The high level of confidence Americans have in small business gives it a second-place ranking among the 16 institutions rated this year, while big business ties for second to last with HMOs.
Confidence in Small Business Stays High
Americans' current confidence in small business is essentially unchanged from last year's level, though it is up from the pre-financial-crisis days of June 2007 and June 2008.
Gallup first asked about confidence in small business in 1997, and has done so every year since 2007. Confidence was highest last year, at 67%, and has never been lower than 57%. Six percent of Americans express "very little" or "no" confidence in small business -- essentially unchanged since the pre-recession days of 2007.
Confidence in Big Business Little Improved From 2009 Low
At 19%, Americans' confidence in big business is up slightly from last year's record low of 16%; still, big business outperforms only Congress in this year's rankings. Similarly, the 38% saying they have very little or no faith in big business is down slightly from last year, but trails only Congress, at 50%.
Gallup trends suggest that Americans have never shown much confidence in big business. Since the 1930s, many Americans have held a certain degree of skepticism about the market power wielded by big companies -- the basis of many antitrust laws. In turn, this has made those companies easy political villains. Confidence in big business peaked in 1975, at 34%, up from 26% in the initial confidence survey in 1973.
Far more Americans today are not confident than are confident in big business: 38% express very little or no confidence, slightly improved from a year ago (41%). Since 2007, nearly twice as many Americans have expressed very little or no confidence in big business as opposed to a great deal or quite a lot of confidence.
Leveraging Americans' Confidence in Small Business
It is not surprising that so many Americans have more confidence in small business than in big business. People often know the small business owners in their communities as friends and neighbors. Rightly or wrongly, big businesses are often perceived as distant and having little or no interest in the many local communities they serve. These negative perceptions of big business have been exacerbated by globalization and the failure and then bailout of big businesses during the past couple of years.

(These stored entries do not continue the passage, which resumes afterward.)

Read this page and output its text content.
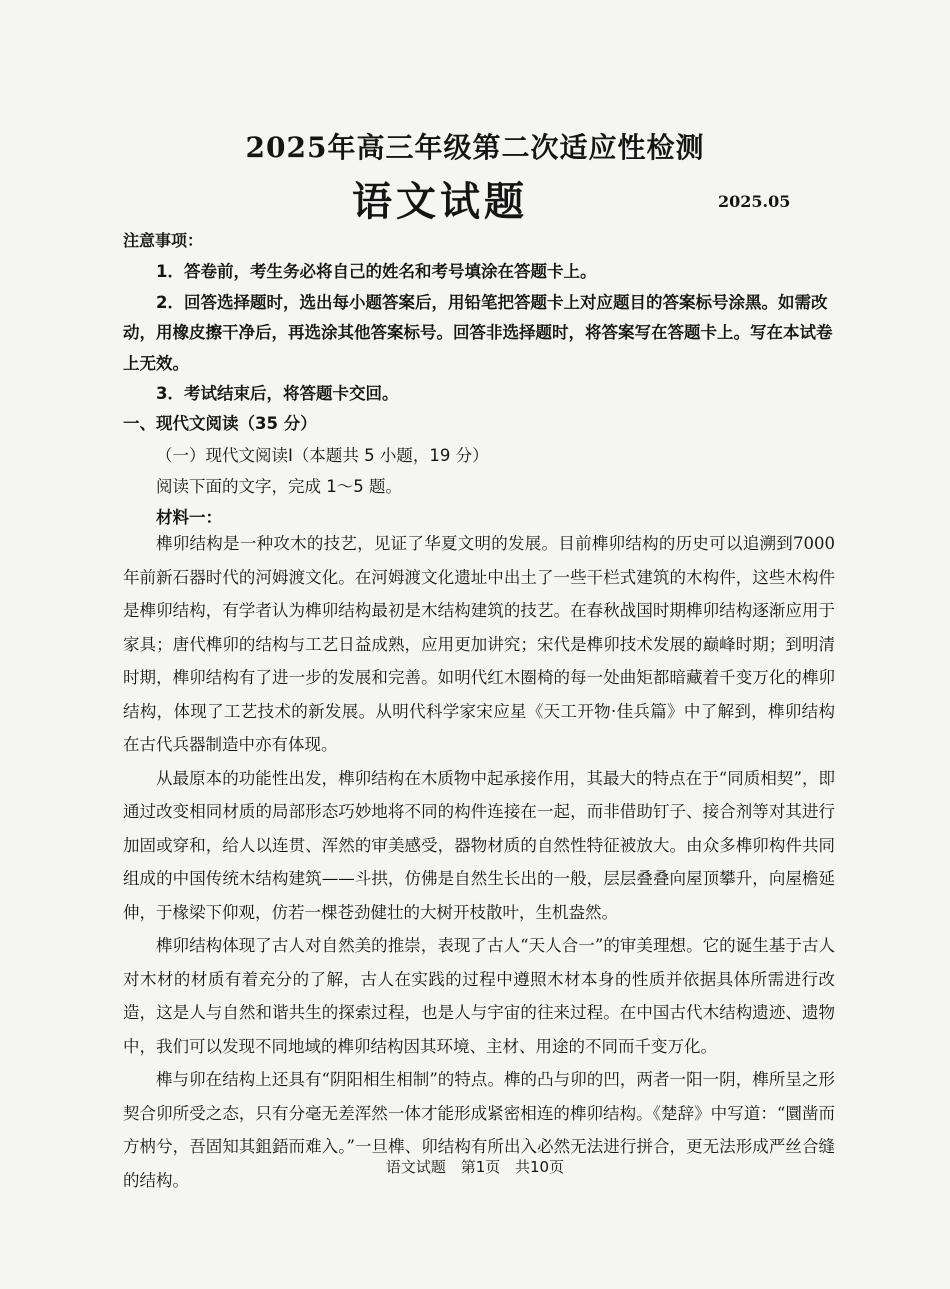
2025年高三年级第二次适应性检测
语文试题	2025.05
注意事项：

1．答卷前，考生务必将自己的姓名和考号填涂在答题卡上。

2．回答选择题时，选出每小题答案后，用铅笔把答题卡上对应题目的答案标号涂黑。如需改动，用橡皮擦干净后，再选涂其他答案标号。回答非选择题时，将答案写在答题卡上。写在本试卷上无效。

3．考试结束后，将答题卡交回。

一、现代文阅读（35 分）
（一）现代文阅读Ⅰ（本题共 5 小题，19 分）
阅读下面的文字，完成 1～5 题。
材料一：

榫卯结构是一种攻木的技艺，见证了华夏文明的发展。目前榫卯结构的历史可以追溯到7000年前新石器时代的河姆渡文化。在河姆渡文化遗址中出土了一些干栏式建筑的木构件，这些木构件是榫卯结构，有学者认为榫卯结构最初是木结构建筑的技艺。在春秋战国时期榫卯结构逐渐应用于家具；唐代榫卯的结构与工艺日益成熟，应用更加讲究；宋代是榫卯技术发展的巅峰时期；到明清时期，榫卯结构有了进一步的发展和完善。如明代红木圈椅的每一处曲矩都暗藏着千变万化的榫卯结构，体现了工艺技术的新发展。从明代科学家宋应星《天工开物·佳兵篇》中了解到，榫卯结构在古代兵器制造中亦有体现。

从最原本的功能性出发，榫卯结构在木质物中起承接作用，其最大的特点在于“同质相契”，即通过改变相同材质的局部形态巧妙地将不同的构件连接在一起，而非借助钉子、接合剂等对其进行加固或穿和，给人以连贯、浑然的审美感受，器物材质的自然性特征被放大。由众多榫卯构件共同组成的中国传统木结构建筑——斗拱，仿佛是自然生长出的一般，层层叠叠向屋顶攀升，向屋檐延伸，于椽梁下仰观，仿若一棵苍劲健壮的大树开枝散叶，生机盎然。

榫卯结构体现了古人对自然美的推崇，表现了古人“天人合一”的审美理想。它的诞生基于古人对木材的材质有着充分的了解，古人在实践的过程中遵照木材本身的性质并依据具体所需进行改造，这是人与自然和谐共生的探索过程，也是人与宇宙的往来过程。在中国古代木结构遗迹、遗物中，我们可以发现不同地域的榫卯结构因其环境、主材、用途的不同而千变万化。

榫与卯在结构上还具有“阴阳相生相制”的特点。榫的凸与卯的凹，两者一阳一阴，榫所呈之形契合卯所受之态，只有分毫无差浑然一体才能形成紧密相连的榫卯结构。《楚辞》中写道：“圜凿而方枘兮，吾固知其鉏鋙而难入。”一旦榫、卯结构有所出入必然无法进行拼合，更无法形成严丝合缝的结构。

语文试题 第1页 共10页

Right now, Congress has before it a new legislative effort to help small businesses get credit and expand in the current economic environment. In part, this may reflect a general recognition that small businesses drive U.S. job growth and, thus, that the government needs to find ways to encourage them to expand. Another reason may relate to the political appeal of Gallup's findings that Americans across gender, age, income, and ideology categories have much more confidence in small businesses.
Despite Americans' ongoing support, America's small businesses continue to struggle in the current economic environment. While government might try to help, the best thing it could do to help small businesses deliver might simply be to get the overall U.S. economy growing more rapidly.

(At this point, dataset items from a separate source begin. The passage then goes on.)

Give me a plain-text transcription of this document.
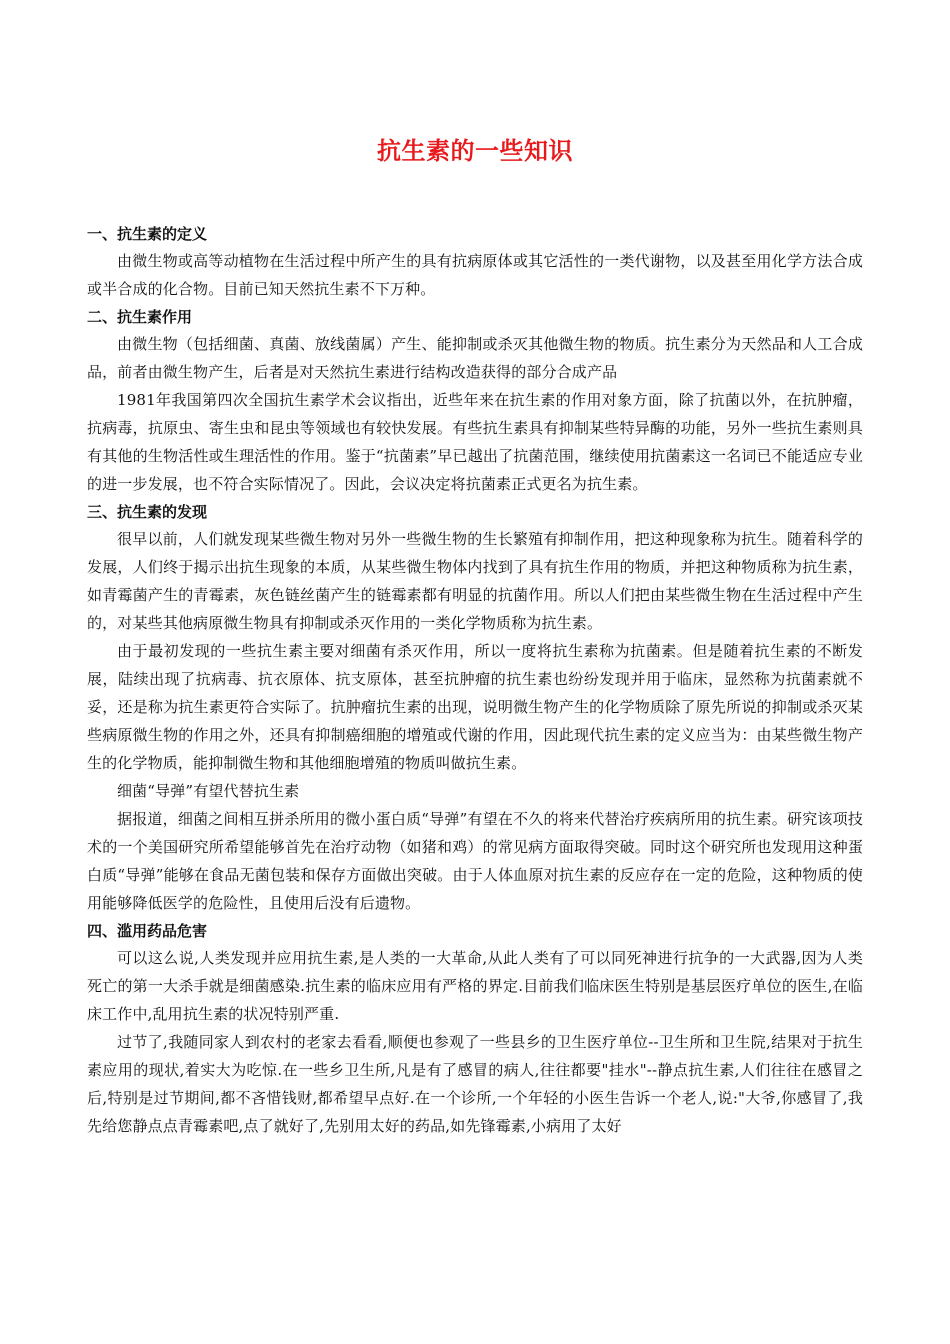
抗生素的一些知识
一、抗生素的定义

由微生物或高等动植物在生活过程中所产生的具有抗病原体或其它活性的一类代谢物，以及甚至用化学方法合成或半合成的化合物。目前已知天然抗生素不下万种。

二、抗生素作用

由微生物（包括细菌、真菌、放线菌属）产生、能抑制或杀灭其他微生物的物质。抗生素分为天然品和人工合成品，前者由微生物产生，后者是对天然抗生素进行结构改造获得的部分合成产品

1981年我国第四次全国抗生素学术会议指出，近些年来在抗生素的作用对象方面，除了抗菌以外，在抗肿瘤，抗病毒，抗原虫、寄生虫和昆虫等领域也有较快发展。有些抗生素具有抑制某些特异酶的功能，另外一些抗生素则具有其他的生物活性或生理活性的作用。鉴于“抗菌素”早已越出了抗菌范围，继续使用抗菌素这一名词已不能适应专业的进一步发展，也不符合实际情况了。因此，会议决定将抗菌素正式更名为抗生素。

三、抗生素的发现

很早以前，人们就发现某些微生物对另外一些微生物的生长繁殖有抑制作用，把这种现象称为抗生。随着科学的发展，人们终于揭示出抗生现象的本质，从某些微生物体内找到了具有抗生作用的物质，并把这种物质称为抗生素，如青霉菌产生的青霉素，灰色链丝菌产生的链霉素都有明显的抗菌作用。所以人们把由某些微生物在生活过程中产生的，对某些其他病原微生物具有抑制或杀灭作用的一类化学物质称为抗生素。

由于最初发现的一些抗生素主要对细菌有杀灭作用，所以一度将抗生素称为抗菌素。但是随着抗生素的不断发展，陆续出现了抗病毒、抗衣原体、抗支原体，甚至抗肿瘤的抗生素也纷纷发现并用于临床，显然称为抗菌素就不妥，还是称为抗生素更符合实际了。抗肿瘤抗生素的出现，说明微生物产生的化学物质除了原先所说的抑制或杀灭某些病原微生物的作用之外，还具有抑制癌细胞的增殖或代谢的作用，因此现代抗生素的定义应当为：由某些微生物产生的化学物质，能抑制微生物和其他细胞增殖的物质叫做抗生素。

细菌“导弹”有望代替抗生素

据报道，细菌之间相互拼杀所用的微小蛋白质“导弹”有望在不久的将来代替治疗疾病所用的抗生素。研究该项技术的一个美国研究所希望能够首先在治疗动物（如猪和鸡）的常见病方面取得突破。同时这个研究所也发现用这种蛋白质“导弹”能够在食品无菌包装和保存方面做出突破。由于人体血原对抗生素的反应存在一定的危险，这种物质的使用能够降低医学的危险性，且使用后没有后遗物。

四、滥用药品危害

可以这么说,人类发现并应用抗生素,是人类的一大革命,从此人类有了可以同死神进行抗争的一大武器,因为人类死亡的第一大杀手就是细菌感染.抗生素的临床应用有严格的界定.目前我们临床医生特别是基层医疗单位的医生,在临床工作中,乱用抗生素的状况特别严重.

过节了,我随同家人到农村的老家去看看,顺便也参观了一些县乡的卫生医疗单位--卫生所和卫生院,结果对于抗生素应用的现状,着实大为吃惊.在一些乡卫生所,凡是有了感冒的病人,往往都要"挂水"--静点抗生素,人们往往在感冒之后,特别是过节期间,都不吝惜钱财,都希望早点好.在一个诊所,一个年轻的小医生告诉一个老人,说:"大爷,你感冒了,我先给您静点点青霉素吧,点了就好了,先别用太好的药品,如先锋霉素,小病用了太好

Results for this Gallup poll are based on telephone interviews conducted July 8-11, 2010, with a random sample of 1,020 adults, aged 18 and older, living in the continental U.S., selected using random-digit-dial sampling.
For results based on the total sample of national adults, one can say with 95% confidence that the maximum margin of sampling error is ±4 percentage points.
Interviews are conducted with respondents on landline telephones (for respondents with a landline telephone) and cellular phones (for respondents who are cell phone-only). Each sample includes a minimum quota of 150 cell phone-only respondents and 850 landline respondents, with additional minimum quotas among landline respondents for gender within region. Landline respondents are chosen at random within each household on the basis of which member had the most recent birthday.
Samples are weighted by gender, age, race, education, region, and phone lines. Demographic weighting targets are based on the March 2009 Current Population Survey figures for the aged 18 and older non-institutionalized population living in continental U.S. telephone households. All reported margins of sampling error include the computed design effects for weighting and sample design.
In addition to sampling error, question wording and practical difficulties in conducting surveys can introduce error or bias into the findings of public opinion polls.